Imagine if you had the chance to share something with people in the future, but all you could give them had to fit inside a small box. What would you choose to put in it? You may be familiar with the idea of a “time capsule.” It’s a container holding historical records or objects that represent present-day culture. A time capsule is usually buried or placed somewhere safe with the hope that people will discover it in the future.
Historians in Boston, Massachusetts, have recently unearthed and opened a time capsule. It was first placed under the cornerstone of the Massachusetts State House on July 4, 1795. The time capsule was put there by well-known leaders of the American Revolution—Governor Samuel Adams, silversmith Paul Revere, and militia officer Colonel William Scollay.

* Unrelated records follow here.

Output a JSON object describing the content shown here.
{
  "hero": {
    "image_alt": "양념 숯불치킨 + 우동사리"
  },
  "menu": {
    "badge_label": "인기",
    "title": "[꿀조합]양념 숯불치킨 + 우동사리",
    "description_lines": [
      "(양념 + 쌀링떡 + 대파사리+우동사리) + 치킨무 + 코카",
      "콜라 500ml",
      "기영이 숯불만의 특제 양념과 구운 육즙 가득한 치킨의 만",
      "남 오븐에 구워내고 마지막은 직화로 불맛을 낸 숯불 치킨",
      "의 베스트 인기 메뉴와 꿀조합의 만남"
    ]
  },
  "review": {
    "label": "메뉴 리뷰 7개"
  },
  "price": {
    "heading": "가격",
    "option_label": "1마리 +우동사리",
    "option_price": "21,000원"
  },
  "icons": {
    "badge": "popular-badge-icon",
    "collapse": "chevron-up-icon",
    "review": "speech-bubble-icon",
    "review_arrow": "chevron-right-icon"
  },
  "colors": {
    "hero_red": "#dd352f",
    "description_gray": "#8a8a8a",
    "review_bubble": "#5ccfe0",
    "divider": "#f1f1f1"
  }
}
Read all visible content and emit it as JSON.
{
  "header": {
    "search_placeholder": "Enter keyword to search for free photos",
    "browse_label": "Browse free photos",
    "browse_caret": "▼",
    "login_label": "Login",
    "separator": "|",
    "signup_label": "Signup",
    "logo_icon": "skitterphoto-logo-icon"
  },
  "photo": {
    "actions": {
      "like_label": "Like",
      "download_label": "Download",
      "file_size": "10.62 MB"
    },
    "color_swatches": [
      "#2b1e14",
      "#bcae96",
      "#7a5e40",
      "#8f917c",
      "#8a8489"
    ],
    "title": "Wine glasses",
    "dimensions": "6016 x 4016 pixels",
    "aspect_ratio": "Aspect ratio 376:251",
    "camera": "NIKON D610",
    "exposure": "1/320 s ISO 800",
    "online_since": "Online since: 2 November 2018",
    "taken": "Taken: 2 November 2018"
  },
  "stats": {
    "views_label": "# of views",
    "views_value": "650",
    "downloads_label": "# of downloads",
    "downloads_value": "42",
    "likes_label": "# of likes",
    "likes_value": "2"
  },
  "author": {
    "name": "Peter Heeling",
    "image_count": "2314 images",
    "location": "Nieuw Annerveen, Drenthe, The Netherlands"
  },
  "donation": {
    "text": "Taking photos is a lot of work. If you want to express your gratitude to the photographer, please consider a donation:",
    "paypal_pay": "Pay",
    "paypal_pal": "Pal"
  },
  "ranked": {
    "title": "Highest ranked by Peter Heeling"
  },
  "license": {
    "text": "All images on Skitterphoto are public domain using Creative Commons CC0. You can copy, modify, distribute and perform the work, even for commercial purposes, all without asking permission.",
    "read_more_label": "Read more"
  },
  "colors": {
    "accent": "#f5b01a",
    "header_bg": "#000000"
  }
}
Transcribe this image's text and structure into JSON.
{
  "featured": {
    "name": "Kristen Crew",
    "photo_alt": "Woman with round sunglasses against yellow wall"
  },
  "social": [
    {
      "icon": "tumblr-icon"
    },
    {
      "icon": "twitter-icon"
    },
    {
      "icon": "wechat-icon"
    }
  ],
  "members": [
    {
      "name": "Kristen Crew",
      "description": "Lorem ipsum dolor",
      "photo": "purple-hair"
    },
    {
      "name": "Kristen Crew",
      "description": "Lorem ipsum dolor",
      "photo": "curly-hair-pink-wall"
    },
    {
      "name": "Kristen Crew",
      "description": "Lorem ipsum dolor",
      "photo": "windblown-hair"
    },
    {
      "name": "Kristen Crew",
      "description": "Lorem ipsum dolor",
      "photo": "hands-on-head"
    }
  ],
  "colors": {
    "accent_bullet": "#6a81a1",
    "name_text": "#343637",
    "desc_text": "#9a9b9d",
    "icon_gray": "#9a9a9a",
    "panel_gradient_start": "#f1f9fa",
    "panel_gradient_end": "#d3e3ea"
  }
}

The original time capsule had a cowhide cover and was first discovered when repairs were made to the state house in 1855. At that time, its contents were cataloged and cleaned, and more items were added. The artifacts were then placed in a brass box and put back under the cornerstone.
In December 2014, officials decided that the time capsule needed to be removed after a water leak was discovered near the cornerstone. Pam Hatchfield, a conservator at Boston’s Museum of Fine Arts (MFA), carefully removed the box from the cornerstone. A conservator is someone who is responsible for the care and restoration of museum artifacts.
Weeks later, after studying the box and scanning it with X-rays, museum officials decided it was time to open it. Much excitement surrounded the time capsule’s unveiling on January 6, even though experts already had a good idea of what was in it. Here’s what they found inside:
- Silver and copper coins, dating from 1652 to 1855
- Silver plaque thought to be engraved by Paul Revere
- Copper medal showing George Washington
- Title page from the Massachusetts Colony Records
- Paper impression of the Seal of the Massachusetts Commonwealth
- Calling cards (early form of business card)
The coins and other items from the time capsule will be on display at the MFA for a limited time. Museum officials announced that the time capsule will be placed back under the cornerstone. They are wondering if they should add artifacts that represent the culture of Boston and America today. What kinds of items do you think they should include?